No excerpt from Carol Kino’s excellent New York Times story on the Marine Corps art program will do the story justice. So read it here. In the meantime, while you’re digesting the news that the Marines have a museum with 8,000 paintings, drawings and sculpture from as early as 1825, read this:
“The Marine Corps is more like a tribe than some corporate organization,” Mr. Fay said. “And the combat art program, we’re like the shamans. We’re the ones who take this experience and try to articulate it.”
In the Quantico warehouse, which serves as Sergeant Battles’s studio, the two men were surrounded by the sergeant’s most recent work. […] Many of the paintings explore the Marine experience from a disarmingly humanistic perspective: a boy perching in a leafy tree near Carrefour, Haiti, where Sergeant Battles deployed last February to cover humanitarian relief efforts; Marines snoozing by piles of body armor in Helmand Province, Afghanistan, in 2009. A painting from his 2007 Iraq tour presents a half-smiling woman carrying a toddler, a luminous, enigmatic image that brings the Belgian artist Luc Tuymans to mind.
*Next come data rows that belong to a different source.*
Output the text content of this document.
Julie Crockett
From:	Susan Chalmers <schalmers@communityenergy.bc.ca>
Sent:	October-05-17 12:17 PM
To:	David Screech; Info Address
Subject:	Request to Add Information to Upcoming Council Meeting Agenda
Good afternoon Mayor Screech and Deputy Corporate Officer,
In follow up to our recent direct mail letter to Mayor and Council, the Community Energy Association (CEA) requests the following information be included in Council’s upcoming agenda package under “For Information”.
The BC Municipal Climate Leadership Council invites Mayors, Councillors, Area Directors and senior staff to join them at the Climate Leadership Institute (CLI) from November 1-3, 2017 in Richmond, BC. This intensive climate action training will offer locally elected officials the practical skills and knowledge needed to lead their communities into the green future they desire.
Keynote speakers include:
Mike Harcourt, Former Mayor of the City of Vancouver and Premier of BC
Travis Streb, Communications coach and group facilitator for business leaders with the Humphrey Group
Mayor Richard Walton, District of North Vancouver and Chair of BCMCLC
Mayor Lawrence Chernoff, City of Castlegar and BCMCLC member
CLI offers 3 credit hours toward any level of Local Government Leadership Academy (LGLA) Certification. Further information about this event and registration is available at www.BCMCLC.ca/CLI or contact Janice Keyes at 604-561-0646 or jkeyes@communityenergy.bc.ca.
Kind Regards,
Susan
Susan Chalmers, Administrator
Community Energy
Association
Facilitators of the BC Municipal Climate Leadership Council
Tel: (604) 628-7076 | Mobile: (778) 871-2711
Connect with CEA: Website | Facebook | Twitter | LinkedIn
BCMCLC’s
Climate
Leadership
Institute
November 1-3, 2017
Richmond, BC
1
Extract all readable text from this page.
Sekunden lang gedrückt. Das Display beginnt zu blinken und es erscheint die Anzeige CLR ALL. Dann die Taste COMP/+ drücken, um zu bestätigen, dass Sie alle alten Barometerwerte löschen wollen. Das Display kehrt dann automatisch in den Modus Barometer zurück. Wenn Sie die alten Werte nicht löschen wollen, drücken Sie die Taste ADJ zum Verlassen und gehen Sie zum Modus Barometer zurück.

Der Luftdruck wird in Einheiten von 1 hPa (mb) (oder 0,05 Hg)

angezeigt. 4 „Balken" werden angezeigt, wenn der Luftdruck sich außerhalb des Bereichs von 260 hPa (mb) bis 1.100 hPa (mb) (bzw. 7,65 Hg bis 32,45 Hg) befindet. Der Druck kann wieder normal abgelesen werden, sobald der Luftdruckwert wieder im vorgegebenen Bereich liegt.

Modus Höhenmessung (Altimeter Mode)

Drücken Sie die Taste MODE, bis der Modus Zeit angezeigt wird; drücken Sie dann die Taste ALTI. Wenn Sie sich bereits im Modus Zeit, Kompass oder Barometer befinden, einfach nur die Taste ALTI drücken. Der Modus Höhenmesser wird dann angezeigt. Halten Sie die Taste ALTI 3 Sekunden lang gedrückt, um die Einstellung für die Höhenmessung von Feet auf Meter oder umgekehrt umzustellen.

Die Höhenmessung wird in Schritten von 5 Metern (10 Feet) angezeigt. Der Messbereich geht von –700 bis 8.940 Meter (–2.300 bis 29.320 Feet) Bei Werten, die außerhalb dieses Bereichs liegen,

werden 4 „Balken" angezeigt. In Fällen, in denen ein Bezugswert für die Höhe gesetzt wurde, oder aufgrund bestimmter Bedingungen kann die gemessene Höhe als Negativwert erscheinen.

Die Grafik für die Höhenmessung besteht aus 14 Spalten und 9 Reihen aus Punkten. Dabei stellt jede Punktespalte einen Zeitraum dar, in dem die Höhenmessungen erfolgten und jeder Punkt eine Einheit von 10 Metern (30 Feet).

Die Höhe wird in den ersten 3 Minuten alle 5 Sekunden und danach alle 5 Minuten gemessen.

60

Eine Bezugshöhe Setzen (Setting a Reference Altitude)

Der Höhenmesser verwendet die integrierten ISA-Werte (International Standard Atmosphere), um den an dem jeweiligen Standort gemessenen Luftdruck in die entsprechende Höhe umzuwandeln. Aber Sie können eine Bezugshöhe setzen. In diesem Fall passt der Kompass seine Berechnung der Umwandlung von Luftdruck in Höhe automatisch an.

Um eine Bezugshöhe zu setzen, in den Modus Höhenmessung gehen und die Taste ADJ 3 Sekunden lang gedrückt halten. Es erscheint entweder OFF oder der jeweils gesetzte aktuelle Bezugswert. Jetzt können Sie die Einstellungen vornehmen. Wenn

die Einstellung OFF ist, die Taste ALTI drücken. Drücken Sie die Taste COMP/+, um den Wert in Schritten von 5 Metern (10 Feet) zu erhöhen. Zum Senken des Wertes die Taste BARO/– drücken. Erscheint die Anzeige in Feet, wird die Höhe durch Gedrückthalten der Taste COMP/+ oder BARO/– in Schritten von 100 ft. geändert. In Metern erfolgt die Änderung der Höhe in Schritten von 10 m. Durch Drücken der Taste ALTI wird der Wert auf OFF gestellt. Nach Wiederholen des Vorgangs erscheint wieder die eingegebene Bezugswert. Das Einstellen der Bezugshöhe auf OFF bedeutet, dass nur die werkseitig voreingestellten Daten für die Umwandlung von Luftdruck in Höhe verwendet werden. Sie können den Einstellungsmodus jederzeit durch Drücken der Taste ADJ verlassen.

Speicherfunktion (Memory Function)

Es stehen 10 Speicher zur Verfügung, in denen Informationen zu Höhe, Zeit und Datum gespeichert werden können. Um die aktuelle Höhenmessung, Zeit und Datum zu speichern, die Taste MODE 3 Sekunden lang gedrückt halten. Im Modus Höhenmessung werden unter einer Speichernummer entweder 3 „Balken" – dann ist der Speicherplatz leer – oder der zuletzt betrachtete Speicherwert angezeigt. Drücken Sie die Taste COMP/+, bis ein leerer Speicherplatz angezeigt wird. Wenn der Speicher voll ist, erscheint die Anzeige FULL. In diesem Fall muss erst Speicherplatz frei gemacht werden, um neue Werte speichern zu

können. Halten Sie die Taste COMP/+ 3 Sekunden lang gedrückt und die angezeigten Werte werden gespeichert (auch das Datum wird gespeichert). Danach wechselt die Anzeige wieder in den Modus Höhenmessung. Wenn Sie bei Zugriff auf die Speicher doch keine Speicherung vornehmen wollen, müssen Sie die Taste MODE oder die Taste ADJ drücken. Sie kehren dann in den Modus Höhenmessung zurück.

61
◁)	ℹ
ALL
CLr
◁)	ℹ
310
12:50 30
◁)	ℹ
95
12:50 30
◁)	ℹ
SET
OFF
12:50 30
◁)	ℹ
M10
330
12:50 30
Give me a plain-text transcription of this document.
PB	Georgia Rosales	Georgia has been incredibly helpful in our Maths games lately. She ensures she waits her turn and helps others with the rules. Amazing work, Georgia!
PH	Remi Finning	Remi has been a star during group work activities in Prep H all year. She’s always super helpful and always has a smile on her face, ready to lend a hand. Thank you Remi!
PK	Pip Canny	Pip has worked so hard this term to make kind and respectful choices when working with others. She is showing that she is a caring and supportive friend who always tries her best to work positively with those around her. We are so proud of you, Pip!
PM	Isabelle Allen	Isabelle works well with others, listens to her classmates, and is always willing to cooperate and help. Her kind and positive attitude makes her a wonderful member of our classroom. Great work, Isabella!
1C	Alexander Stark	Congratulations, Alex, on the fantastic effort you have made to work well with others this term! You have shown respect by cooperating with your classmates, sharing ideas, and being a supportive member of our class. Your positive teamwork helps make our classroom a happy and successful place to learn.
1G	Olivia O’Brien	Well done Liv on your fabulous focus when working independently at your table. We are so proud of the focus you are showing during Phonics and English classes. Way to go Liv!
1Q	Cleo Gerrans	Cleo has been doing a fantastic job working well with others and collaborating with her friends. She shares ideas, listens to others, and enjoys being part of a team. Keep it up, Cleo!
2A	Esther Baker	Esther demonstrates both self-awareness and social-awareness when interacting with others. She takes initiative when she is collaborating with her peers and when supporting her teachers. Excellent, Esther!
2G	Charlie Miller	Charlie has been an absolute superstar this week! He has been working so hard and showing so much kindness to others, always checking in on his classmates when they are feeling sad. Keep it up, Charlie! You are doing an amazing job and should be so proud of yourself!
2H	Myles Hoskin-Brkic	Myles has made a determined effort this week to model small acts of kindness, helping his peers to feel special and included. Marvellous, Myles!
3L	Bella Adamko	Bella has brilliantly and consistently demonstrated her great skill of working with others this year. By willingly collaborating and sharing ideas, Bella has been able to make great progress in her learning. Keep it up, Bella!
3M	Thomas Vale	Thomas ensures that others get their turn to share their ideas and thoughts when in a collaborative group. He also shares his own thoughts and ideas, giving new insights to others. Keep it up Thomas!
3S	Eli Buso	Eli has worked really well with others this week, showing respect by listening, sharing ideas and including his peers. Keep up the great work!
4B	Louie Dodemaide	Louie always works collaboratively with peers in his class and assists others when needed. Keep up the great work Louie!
One thing that sets the Marine Corps program apart from those of other services is its focus on human subjects and experiences. That’s what has always appealed to Anita Blair, chief strategist at the National Security Professional Development Integration Office, who got to know the program when she was acting assistant secretary of the Navy for a year (2008-09). “When you go over to the Air Force,” she said, “the art is all airplanes. In the Navy it’s all ships. Army art tends to be more about the battle, and the Army loves trucks. They’re fixated on vehicles. But the Marine Corps is fixated on Marines.”